Alors que Renault et Thales officialisaient ces derniers jours un partenariat stratégique visant à bâtir une filière drone souveraine en France, la contestation monte en interne. La CGT de Renault s’oppose ouvertement à ce qu’elle qualifie d’« orientation militaire » du constructeur automobile et accuse la direction d’avoir « avancé masquée » sur ce sujet sensible.
Un projet perçu comme un choc pour les équipes
Selon le syndicat, de nombreux salariés se disent « choqués » par ce changement de cap. La CGT déplore un manque de transparence de la part de la direction, qui n’aurait pas consulté ni informé les représentants du personnel avant d’engager ce rapprochement avec Thales. Le syndicat estime que les employés ont découvert la nouvelle par la presse sans avoir eu l’occasion de débattre en interne des implications éthiques, industrielles et sociales de cette réorientation vers la défense.
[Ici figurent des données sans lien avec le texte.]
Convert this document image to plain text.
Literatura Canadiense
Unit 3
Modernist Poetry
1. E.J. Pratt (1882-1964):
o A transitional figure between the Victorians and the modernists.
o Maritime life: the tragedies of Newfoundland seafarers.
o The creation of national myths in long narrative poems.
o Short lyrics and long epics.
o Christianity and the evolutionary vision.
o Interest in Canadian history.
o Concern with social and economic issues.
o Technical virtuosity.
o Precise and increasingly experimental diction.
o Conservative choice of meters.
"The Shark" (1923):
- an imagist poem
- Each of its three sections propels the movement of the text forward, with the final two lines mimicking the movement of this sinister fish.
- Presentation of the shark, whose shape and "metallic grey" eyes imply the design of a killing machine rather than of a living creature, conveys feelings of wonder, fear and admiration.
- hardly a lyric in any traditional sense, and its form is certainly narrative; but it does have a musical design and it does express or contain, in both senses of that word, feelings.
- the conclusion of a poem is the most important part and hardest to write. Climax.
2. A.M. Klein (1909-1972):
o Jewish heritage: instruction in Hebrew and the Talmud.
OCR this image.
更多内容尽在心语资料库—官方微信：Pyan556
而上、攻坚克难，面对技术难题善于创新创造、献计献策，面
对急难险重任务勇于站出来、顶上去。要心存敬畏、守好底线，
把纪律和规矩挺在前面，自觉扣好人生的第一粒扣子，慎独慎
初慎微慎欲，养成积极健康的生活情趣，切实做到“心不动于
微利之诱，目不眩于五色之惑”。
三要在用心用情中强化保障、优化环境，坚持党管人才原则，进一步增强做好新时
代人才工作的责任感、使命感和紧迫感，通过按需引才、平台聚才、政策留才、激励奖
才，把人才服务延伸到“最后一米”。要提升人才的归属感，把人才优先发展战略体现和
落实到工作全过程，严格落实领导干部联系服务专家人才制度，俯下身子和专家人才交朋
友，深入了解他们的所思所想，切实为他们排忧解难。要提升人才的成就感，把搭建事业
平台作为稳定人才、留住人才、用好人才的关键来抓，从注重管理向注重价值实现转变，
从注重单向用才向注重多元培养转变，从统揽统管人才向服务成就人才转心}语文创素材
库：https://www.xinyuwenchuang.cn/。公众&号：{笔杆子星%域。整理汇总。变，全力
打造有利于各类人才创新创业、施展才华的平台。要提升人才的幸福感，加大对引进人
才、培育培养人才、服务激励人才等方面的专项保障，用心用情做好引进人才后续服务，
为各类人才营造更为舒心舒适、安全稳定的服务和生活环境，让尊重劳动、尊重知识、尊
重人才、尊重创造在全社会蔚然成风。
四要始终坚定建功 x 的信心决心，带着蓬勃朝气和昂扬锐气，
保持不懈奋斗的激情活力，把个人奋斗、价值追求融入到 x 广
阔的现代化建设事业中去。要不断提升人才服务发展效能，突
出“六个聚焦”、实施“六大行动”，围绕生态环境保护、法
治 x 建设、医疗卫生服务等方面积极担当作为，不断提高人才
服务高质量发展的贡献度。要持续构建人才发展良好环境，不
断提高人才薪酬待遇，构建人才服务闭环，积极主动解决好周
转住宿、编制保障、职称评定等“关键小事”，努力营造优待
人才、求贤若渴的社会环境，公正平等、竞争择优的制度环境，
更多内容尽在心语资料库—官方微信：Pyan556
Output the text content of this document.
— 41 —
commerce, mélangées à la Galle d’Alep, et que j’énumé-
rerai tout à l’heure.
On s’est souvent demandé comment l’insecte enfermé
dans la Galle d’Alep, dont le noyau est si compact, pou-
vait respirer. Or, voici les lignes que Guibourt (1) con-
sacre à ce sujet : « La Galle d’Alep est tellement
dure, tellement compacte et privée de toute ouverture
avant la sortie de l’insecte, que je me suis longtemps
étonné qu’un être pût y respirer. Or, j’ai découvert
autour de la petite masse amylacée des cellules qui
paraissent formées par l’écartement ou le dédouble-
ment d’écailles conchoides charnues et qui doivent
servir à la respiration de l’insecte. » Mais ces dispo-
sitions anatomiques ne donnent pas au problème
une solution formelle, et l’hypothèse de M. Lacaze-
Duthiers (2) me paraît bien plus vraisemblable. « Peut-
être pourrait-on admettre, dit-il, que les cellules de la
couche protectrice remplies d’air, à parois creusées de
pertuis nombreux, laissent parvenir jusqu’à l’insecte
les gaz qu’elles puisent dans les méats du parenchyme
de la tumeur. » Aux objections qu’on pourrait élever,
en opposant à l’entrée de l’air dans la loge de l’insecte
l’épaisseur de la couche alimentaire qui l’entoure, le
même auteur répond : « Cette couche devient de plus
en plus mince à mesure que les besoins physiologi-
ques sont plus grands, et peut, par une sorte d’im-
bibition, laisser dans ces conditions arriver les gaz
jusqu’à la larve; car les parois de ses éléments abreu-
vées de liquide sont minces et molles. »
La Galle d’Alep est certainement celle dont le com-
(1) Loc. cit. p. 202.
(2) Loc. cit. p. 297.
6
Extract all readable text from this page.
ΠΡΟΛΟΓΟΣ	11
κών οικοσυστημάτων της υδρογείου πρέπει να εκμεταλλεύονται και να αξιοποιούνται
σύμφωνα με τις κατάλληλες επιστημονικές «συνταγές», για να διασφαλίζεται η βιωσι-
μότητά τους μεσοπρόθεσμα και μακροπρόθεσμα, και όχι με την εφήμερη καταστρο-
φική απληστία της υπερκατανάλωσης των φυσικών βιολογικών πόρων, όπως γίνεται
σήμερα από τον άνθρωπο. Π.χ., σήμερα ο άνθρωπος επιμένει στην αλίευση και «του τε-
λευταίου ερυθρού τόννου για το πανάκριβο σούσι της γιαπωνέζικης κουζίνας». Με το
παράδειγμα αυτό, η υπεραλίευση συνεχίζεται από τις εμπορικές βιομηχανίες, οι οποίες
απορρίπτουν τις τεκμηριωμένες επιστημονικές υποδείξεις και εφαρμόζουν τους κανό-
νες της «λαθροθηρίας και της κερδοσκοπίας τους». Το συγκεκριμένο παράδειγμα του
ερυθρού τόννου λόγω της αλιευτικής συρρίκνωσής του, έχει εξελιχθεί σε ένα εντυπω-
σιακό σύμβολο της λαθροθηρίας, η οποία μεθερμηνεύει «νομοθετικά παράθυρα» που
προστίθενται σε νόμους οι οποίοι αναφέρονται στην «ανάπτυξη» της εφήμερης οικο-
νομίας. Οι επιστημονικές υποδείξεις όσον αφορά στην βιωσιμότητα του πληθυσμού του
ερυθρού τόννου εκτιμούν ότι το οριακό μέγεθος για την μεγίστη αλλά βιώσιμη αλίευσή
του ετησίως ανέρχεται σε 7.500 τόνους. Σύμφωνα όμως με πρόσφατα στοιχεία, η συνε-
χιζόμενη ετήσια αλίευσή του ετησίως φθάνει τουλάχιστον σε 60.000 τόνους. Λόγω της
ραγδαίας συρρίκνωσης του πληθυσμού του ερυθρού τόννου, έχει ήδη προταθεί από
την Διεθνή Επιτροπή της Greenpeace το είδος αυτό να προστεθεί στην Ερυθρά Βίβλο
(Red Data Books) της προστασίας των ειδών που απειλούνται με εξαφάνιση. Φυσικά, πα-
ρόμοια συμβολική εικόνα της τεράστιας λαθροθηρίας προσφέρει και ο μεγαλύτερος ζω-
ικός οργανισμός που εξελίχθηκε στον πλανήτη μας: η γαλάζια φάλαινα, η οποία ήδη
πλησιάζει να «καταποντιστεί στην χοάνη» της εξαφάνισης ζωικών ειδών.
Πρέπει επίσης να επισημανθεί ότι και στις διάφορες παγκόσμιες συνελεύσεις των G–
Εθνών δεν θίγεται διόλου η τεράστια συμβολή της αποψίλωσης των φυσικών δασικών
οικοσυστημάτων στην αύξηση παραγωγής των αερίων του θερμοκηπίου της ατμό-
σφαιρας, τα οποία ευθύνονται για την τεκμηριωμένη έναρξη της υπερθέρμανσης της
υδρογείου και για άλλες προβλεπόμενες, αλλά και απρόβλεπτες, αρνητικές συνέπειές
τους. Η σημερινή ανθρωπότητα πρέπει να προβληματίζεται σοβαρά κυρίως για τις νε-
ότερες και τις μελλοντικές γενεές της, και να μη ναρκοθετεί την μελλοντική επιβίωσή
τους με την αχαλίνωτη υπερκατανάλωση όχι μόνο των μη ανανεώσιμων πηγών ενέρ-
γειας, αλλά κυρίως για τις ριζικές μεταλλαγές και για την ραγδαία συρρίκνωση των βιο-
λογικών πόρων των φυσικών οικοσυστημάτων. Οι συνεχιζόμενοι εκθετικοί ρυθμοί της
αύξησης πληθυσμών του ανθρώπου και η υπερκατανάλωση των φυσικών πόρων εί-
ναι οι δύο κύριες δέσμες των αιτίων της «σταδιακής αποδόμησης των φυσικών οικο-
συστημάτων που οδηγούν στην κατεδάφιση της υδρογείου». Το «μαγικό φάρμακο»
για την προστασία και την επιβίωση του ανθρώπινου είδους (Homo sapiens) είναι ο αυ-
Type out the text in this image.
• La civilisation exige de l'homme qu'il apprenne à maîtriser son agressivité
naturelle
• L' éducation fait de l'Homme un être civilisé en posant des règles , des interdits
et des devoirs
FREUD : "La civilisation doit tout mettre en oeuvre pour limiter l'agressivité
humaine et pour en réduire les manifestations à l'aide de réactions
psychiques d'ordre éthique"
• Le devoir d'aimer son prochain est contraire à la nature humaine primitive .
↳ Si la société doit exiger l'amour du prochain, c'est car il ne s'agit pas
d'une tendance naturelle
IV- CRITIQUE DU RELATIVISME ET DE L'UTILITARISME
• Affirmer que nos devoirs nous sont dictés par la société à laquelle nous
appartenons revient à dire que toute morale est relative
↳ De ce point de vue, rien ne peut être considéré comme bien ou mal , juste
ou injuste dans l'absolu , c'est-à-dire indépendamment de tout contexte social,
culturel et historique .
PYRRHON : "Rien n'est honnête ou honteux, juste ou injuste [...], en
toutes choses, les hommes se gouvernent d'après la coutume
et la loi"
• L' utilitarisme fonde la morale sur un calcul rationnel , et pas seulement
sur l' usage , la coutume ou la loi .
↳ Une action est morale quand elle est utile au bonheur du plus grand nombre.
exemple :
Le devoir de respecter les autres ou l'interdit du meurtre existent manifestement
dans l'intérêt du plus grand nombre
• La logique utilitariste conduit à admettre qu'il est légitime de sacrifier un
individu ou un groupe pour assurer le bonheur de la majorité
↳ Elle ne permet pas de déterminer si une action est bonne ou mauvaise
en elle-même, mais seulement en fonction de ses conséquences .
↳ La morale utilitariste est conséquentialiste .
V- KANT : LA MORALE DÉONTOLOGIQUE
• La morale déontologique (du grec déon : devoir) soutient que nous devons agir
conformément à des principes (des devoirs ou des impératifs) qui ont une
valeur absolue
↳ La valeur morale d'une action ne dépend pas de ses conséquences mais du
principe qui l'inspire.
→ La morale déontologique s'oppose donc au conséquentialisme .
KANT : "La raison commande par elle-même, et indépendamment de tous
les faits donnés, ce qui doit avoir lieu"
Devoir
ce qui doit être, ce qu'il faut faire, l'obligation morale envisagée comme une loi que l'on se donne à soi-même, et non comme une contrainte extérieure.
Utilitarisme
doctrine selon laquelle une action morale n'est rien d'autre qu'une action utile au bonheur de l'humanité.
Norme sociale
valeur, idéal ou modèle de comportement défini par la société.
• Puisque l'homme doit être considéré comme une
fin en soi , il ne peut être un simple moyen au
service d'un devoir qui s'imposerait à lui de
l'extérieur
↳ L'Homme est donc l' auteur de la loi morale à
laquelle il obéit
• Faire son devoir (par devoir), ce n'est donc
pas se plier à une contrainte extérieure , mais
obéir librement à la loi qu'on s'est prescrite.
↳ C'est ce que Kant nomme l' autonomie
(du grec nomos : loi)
Un partenariat qui suscite des interrogations
Le rapprochement entre Renault et Thales porte sur la création d’une filière de drones, avec l’ambition de produire jusqu’à 1 000 exemplaires par mois d’ici 2027 d’un modèle de drone « kamikaze », ainsi que la présentation d’un « 4 TROOP », véhicule tactique augmenté destiné aux forces terrestres. Si la direction de Renault met en avant la souveraineté nationale et les retombées économiques potentielles, la CGT souligne que ce virage militaire pourrait bouleverser l’identité historique du groupe, centré sur l’automobile civile.
L’accusation de « dissimulation »
Le principal grief formulé par la CGT porte sur le mode de communication choisi par la direction. Le syndicat affirme que les salariés ont été maintenus à l’écart des discussions avec Thales et que l’ampleur du virage stratégique a été délibérément minimisée. « La direction a avancé masquée », résume un représentant syndical, reprochant à la hiérarchie d’avoir préparé ce partenariat dans le plus grand secret sans aucun dialogue social préalable.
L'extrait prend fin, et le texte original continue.